Registered nurses who want to pursue the most profitable careers take post-graduate education to earn an MSN or DNP degree.

Nurses with post-graduate education can become advanced practice registered nurses and specialize in one of four domains.

The four specializations include certified nurse anesthetists, nurse midwives, clinical nurse specialists, and nurse practitioners.

Each specialization focuses on a distinct area of healthcare and provides services to those with particular needs.

It allows these medical specialists to provide the most comprehensive care within their domain.

For instance, nurse practitioners prescribe medications, diagnose conditions and act as primary care providers.

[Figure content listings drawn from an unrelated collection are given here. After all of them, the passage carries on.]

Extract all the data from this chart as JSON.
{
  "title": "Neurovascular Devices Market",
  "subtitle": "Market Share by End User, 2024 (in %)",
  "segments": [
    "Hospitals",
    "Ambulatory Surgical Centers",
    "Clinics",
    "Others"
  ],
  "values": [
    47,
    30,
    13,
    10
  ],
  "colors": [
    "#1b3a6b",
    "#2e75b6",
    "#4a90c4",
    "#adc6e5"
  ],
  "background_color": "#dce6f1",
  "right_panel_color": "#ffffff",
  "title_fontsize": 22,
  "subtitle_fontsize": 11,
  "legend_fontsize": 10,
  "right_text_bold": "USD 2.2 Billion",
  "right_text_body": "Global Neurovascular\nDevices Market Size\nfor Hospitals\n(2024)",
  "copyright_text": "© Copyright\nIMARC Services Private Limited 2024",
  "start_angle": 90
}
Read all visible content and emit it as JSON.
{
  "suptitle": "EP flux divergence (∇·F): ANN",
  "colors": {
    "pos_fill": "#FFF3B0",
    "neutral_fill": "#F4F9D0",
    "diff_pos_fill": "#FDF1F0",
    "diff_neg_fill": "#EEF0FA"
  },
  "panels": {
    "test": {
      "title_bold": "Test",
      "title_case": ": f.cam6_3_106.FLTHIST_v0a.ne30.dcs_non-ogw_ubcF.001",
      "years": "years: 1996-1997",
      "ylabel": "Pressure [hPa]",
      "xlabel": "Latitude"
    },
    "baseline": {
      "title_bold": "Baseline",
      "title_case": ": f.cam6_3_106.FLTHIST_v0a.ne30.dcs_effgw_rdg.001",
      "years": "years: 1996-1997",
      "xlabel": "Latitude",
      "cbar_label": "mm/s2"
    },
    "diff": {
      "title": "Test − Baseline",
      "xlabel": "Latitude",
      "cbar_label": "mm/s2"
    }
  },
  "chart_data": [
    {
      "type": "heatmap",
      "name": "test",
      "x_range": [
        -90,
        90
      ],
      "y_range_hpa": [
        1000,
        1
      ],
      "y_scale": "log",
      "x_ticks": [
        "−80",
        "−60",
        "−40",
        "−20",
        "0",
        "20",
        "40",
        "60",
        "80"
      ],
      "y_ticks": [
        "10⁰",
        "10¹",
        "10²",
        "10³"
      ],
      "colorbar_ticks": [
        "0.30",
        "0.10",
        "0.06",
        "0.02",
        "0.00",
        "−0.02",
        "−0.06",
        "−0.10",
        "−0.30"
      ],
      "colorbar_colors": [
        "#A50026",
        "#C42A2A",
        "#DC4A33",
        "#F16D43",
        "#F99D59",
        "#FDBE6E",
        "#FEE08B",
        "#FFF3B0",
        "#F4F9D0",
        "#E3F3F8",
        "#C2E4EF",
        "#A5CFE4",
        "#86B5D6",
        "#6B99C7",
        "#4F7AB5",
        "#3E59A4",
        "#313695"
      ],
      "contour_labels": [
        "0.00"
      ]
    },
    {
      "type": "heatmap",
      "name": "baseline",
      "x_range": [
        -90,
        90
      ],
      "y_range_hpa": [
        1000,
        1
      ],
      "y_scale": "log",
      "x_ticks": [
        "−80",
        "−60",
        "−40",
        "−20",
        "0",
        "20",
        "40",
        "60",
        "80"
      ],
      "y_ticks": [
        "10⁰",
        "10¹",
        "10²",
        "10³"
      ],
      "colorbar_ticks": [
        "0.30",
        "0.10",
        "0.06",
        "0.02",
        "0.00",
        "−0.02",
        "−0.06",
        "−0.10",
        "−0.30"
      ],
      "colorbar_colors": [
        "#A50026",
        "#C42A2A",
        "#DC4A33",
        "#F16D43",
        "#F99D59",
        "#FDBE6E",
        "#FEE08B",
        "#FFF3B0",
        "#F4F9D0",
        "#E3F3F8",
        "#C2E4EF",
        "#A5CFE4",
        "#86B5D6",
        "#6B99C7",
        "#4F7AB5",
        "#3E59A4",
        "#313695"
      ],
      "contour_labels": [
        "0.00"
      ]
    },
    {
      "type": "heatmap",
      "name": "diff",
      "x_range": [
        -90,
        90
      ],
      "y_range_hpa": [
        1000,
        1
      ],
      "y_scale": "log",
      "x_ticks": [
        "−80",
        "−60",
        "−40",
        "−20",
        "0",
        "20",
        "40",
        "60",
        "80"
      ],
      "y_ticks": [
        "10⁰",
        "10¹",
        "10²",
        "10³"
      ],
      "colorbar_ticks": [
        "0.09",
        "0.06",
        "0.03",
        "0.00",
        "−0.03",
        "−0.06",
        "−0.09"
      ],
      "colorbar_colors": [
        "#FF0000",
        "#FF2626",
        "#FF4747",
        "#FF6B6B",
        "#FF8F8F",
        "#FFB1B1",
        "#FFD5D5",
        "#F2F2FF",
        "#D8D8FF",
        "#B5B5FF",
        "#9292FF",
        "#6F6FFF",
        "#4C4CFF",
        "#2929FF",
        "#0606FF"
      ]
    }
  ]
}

They also own and operate clinics to bring healthcare services to underserved populations at a more affordable price.

Nurse anesthetists provide anesthesia to patients before and during surgical operations or when needed.

It ensures that patients remain stable, unconscious, and relaxed to receive adequate care and recover properly.

Many APRNs earn six-figure incomes for their services and expertise.

Some nurse anesthetists make over 200k annually to provide anesthesia and medical care to patients.

As a result, it’s one of the highest-paying professions in the United States.

Many registered nurses in other professionals also earn exceptional salaries by ensuring patient care and safety.